United States v. White

17 C.M.A. 462 | United States Court of Military Appeals | 1968

Lead Opinion

Opinion of the Court

FERGUSON, Judge:

Tried before a special court-martial convened at the U. S. Naval Air Station, Corpus Christi, Texas, the accused pleaded guilty to two specifications of absence without leave, in violation of Uniform Code of Military Justice, Article 86, 10 USC § 886, and one of breach of restriction, in violation of Code, supra, Article 134, 10 USC § 934. He was sentenced to bad-conduct discharge, forfeiture of $86.00 per month for six months, confinement at hard labor for six months, and reduction. The convening authority approved the sentence. The supervisory authority reduced the amount of forfeitures and confinement, but otherwise approved the sentence. The board of review affirmed, and we granted accused’s petition for review upon the issue whether accused was denied due process by the board of review’s refusal to ascertain the reasons for an unexplained delay of five months in bringing the accused to trial on one of the specifications charged.

The accused initially absented himself without leave on September 21, 1966, and was returned to military control on December 8, 1966. On his arrival at Corpus Christi, he was restricted to Barracks 76 and was ordered to have a psychiatric interview with the base psychiatrist.

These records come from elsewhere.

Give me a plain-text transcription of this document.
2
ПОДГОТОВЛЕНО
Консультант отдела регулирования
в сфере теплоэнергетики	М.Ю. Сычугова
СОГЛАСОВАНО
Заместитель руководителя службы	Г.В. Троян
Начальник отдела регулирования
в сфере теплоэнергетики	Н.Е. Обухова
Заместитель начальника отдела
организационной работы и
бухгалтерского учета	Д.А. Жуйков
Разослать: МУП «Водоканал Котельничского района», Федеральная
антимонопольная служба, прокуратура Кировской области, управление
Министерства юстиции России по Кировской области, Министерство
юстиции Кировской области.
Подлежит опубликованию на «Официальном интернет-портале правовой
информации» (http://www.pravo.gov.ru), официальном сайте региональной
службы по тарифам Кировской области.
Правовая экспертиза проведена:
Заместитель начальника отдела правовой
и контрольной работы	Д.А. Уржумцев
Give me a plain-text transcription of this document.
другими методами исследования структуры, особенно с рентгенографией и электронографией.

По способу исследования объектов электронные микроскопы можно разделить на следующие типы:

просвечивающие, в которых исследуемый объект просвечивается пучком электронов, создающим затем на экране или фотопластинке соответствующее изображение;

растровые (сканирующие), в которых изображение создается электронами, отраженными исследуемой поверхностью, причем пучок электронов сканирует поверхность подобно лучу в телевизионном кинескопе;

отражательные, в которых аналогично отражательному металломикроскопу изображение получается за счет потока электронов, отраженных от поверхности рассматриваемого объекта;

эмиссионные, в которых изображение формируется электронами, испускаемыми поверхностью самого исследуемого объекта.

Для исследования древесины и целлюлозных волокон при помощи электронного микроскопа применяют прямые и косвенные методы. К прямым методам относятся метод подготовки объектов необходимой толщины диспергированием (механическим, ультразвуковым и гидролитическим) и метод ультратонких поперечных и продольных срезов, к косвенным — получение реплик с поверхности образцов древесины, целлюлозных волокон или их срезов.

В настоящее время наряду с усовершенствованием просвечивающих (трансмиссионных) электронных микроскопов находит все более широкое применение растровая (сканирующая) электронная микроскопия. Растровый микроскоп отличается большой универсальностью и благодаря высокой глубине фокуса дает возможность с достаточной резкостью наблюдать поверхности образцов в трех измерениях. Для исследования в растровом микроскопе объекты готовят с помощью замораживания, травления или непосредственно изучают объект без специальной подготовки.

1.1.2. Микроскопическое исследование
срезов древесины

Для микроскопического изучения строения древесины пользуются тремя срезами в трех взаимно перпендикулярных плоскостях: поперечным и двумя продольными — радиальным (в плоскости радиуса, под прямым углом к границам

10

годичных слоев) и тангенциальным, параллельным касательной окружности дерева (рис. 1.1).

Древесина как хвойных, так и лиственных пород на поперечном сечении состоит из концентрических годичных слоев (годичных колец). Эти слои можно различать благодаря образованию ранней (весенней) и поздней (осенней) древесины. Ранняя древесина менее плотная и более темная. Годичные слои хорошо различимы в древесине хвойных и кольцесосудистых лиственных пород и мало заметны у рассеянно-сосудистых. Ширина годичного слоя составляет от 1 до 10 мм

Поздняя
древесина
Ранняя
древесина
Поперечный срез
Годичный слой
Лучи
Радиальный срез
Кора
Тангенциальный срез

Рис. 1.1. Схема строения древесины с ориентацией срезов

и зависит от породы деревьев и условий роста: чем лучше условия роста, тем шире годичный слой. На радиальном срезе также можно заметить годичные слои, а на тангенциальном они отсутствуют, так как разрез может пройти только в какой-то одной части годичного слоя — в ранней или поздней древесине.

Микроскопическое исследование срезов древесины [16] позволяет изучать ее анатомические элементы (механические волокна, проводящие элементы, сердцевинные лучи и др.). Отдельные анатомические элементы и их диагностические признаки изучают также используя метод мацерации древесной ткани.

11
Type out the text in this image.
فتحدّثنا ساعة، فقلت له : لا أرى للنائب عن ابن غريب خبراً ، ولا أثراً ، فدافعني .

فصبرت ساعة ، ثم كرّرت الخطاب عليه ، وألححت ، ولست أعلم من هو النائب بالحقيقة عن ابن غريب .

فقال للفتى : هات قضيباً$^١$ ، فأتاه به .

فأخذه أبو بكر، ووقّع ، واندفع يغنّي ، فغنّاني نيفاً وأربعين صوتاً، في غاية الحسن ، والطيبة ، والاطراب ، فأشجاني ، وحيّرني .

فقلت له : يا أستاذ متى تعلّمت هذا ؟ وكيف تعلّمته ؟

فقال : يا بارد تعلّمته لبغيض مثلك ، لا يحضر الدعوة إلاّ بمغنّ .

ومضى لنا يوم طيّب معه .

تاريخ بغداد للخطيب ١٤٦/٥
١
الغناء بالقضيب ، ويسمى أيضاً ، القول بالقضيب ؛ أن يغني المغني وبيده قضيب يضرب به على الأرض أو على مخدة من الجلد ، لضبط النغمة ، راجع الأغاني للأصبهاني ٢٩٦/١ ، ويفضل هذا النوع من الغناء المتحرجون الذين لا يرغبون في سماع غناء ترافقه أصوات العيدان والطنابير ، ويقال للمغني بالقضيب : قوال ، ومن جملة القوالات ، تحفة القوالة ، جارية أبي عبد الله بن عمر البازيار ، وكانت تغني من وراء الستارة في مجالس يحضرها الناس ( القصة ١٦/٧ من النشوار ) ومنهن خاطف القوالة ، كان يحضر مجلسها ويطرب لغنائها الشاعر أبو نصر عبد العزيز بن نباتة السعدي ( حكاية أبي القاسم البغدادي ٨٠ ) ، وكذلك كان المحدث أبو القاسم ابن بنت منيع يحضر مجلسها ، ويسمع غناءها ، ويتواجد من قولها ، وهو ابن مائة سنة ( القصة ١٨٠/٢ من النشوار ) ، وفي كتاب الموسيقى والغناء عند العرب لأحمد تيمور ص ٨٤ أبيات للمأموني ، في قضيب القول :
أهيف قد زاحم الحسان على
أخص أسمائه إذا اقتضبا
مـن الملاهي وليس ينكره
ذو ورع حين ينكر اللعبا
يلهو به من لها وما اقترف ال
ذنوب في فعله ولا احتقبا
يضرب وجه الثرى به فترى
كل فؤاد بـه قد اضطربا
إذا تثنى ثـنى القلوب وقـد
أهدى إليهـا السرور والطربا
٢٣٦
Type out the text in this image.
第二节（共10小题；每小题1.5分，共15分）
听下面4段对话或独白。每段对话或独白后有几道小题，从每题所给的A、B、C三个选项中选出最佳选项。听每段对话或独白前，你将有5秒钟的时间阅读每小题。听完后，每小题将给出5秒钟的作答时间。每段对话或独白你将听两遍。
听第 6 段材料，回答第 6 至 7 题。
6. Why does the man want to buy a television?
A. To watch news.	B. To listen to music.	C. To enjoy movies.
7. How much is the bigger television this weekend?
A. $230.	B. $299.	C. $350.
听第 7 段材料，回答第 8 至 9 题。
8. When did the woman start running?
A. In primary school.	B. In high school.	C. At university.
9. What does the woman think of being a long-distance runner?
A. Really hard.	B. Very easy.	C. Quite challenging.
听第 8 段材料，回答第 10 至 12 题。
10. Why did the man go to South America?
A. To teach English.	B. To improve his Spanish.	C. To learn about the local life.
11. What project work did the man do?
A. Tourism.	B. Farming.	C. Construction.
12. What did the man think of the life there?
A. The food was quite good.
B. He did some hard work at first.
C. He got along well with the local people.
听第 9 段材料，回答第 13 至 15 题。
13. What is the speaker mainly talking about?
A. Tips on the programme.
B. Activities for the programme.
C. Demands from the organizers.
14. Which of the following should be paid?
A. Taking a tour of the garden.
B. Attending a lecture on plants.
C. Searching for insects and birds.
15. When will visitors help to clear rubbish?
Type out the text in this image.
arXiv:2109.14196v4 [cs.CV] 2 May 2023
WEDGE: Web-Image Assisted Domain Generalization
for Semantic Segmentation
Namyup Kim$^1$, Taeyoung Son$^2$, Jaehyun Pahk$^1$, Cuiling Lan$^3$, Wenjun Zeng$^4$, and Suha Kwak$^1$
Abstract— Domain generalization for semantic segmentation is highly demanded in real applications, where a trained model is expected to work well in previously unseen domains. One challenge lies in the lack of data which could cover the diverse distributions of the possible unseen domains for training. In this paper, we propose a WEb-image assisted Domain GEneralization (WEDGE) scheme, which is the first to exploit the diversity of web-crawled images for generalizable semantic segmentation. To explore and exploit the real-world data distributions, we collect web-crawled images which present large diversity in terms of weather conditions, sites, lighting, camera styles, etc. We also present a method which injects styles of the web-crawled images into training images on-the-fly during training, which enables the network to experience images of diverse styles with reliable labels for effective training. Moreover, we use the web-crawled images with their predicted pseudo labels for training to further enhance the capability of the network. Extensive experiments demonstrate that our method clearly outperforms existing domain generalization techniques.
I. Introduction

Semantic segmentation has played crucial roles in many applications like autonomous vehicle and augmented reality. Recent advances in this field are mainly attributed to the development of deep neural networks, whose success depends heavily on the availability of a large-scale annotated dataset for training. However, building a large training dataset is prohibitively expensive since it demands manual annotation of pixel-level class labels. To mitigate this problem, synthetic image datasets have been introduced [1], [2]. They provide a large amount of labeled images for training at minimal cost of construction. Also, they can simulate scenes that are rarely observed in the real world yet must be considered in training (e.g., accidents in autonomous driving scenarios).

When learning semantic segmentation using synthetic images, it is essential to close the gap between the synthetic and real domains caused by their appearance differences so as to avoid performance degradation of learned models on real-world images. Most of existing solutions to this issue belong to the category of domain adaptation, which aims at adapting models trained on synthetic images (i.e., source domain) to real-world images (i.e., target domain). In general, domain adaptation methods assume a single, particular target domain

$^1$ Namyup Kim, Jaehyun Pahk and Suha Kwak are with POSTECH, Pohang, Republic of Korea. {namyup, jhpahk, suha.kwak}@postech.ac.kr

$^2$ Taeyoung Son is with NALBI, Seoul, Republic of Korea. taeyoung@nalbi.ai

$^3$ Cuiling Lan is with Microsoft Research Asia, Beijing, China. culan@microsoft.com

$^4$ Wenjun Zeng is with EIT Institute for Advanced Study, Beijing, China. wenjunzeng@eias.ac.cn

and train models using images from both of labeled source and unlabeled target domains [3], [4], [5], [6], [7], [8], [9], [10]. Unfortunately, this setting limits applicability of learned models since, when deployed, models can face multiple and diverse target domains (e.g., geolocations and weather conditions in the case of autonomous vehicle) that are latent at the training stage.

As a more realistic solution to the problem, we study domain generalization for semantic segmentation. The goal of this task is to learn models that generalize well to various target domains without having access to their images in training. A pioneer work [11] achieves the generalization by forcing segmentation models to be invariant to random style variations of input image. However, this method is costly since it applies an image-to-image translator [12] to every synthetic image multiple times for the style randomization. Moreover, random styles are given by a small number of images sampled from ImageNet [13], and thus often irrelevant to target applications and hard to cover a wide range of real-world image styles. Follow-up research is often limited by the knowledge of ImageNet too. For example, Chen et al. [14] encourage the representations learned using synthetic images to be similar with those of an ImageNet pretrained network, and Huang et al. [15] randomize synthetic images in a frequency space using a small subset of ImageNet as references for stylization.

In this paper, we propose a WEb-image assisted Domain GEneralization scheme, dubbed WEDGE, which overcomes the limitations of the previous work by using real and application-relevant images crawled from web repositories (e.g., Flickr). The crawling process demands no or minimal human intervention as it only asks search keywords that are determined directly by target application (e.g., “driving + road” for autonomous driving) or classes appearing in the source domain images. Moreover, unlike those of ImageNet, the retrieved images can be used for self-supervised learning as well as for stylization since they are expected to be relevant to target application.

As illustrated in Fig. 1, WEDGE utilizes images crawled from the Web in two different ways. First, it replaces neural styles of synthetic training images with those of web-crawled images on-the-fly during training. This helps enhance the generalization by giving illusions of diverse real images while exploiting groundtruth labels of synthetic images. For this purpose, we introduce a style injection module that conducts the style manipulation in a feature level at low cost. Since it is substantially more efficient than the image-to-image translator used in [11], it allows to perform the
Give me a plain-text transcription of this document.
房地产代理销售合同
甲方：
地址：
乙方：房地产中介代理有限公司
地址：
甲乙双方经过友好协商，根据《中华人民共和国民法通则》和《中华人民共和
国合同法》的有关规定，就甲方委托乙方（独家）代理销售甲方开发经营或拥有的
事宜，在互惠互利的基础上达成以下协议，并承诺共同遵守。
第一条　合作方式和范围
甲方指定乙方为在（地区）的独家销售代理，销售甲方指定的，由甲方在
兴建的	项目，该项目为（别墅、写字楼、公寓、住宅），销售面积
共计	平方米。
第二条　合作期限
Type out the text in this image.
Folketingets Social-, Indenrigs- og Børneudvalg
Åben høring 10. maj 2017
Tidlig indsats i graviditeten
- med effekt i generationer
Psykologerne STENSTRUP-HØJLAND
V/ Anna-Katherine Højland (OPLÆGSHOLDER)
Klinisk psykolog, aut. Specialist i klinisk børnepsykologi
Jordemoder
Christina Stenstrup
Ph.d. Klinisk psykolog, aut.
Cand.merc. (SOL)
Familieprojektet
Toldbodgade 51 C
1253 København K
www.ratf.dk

He missed his first appointment but made a second one thirty days later. A report of that interview indicates it occurred on March 14, 1967.

According to the staff legal officer’s post-trial review, accused was placed in restriction on January 3, 1967. He remained in that status until May 6, 1967, on which date he began his second period of unauthorized absence. Indeed, the breach formed the basis for one of the charges to which accused pleaded guilty at this trial.

Despite the foregoing, and in light of the fact that the charge sheet failed to reflect the status of restriction to Barracks 76 during the mentioned period, the board refused to accept defense counsel’s contention as to denial of a speedy trial. We disagree. United States v Williams, 16 USCMA 589, 37 CMR 209; United States v Schalck, 14 USCMA 371, 34 CMR 151; United States v Smith, 17 USCMA 427, 38 CMR 225.

In the Williams case, supra, the accused was restricted to his company area for one hundred thirty-eight days *464of the three hundred eighteen involved in bringing him to trial. We there pointed out that such was, regardless of the label employed, the equivalent of arrest. See also United States v Smith, supra. In Schalck, supra, accused was confined for 96 days pending preference of charges. On these facts, we held an issue clearly raised, despite lack of objection below, as to whether the prisoner was denied due process in the handling of the charge against him. Moreover, in United States v Jennings, 17 USCMA 114, 37 CMR 378, we refused to disturb the action of a board of review in reversing and remanding a case wherein four months’ confinement preceded the accused’s trial.'

In the instant case, accused remained in restriction to a barracks from January 3, 1967, until May 6, 1967, a period in excess of four months. Not the slightest explanation has ever been tendered for this untoward delay. The only reference made in the record is that of the accused to an appointment for a psychiatric interview. Yet, that was accomplished on March 14, 1967, and the resultant report submitted two days later. Still, there was no trial of a simple absence charge until accused finally breached restriction fifty-one days later, and then only after his return to military control in July 1967.

On the facts presented, therefore, we find a substantial issue raised by the lengthy, unexplained delay in processing the original charge against the accused, while he was held under close restraint. United States v Schalck, supra; United States v Williams, supra. The board, therefore, on the request of appellate counsel, should have gone into the matter. As it concluded, however, that no issue was raised, we are left with an apparently unconscionable delay in trying the initial charge against the accused and, in light of the circumstances, see no useful purpose in remanding for a further inquiry at this time, when the accused has- already served his sentence and little relief can, in reality, be afforded him. Accordingly, we believe that, under the circumstances, the charge affected should be set aside and ordered dismissed.

The findings of - guilty of specification 1, Charge I, are set aside, and the specification is ordered dismissed. The decision of the board of review is reversed, and the record of trial is returned to the Judge Advocate General of the Navy. The board may reassess the sentence on the remaining findings of guilty.

Judge Kilday concurs.





Dissenting Opinion

Quinn, Chief Judge

(dissenting):

I would affirm the decision of the board of review. United States v Hounshell, 7 USCMA 3, 21 CMR 129; United States v Lustman, 258 F2d 475 (CA2d Cir) (1958).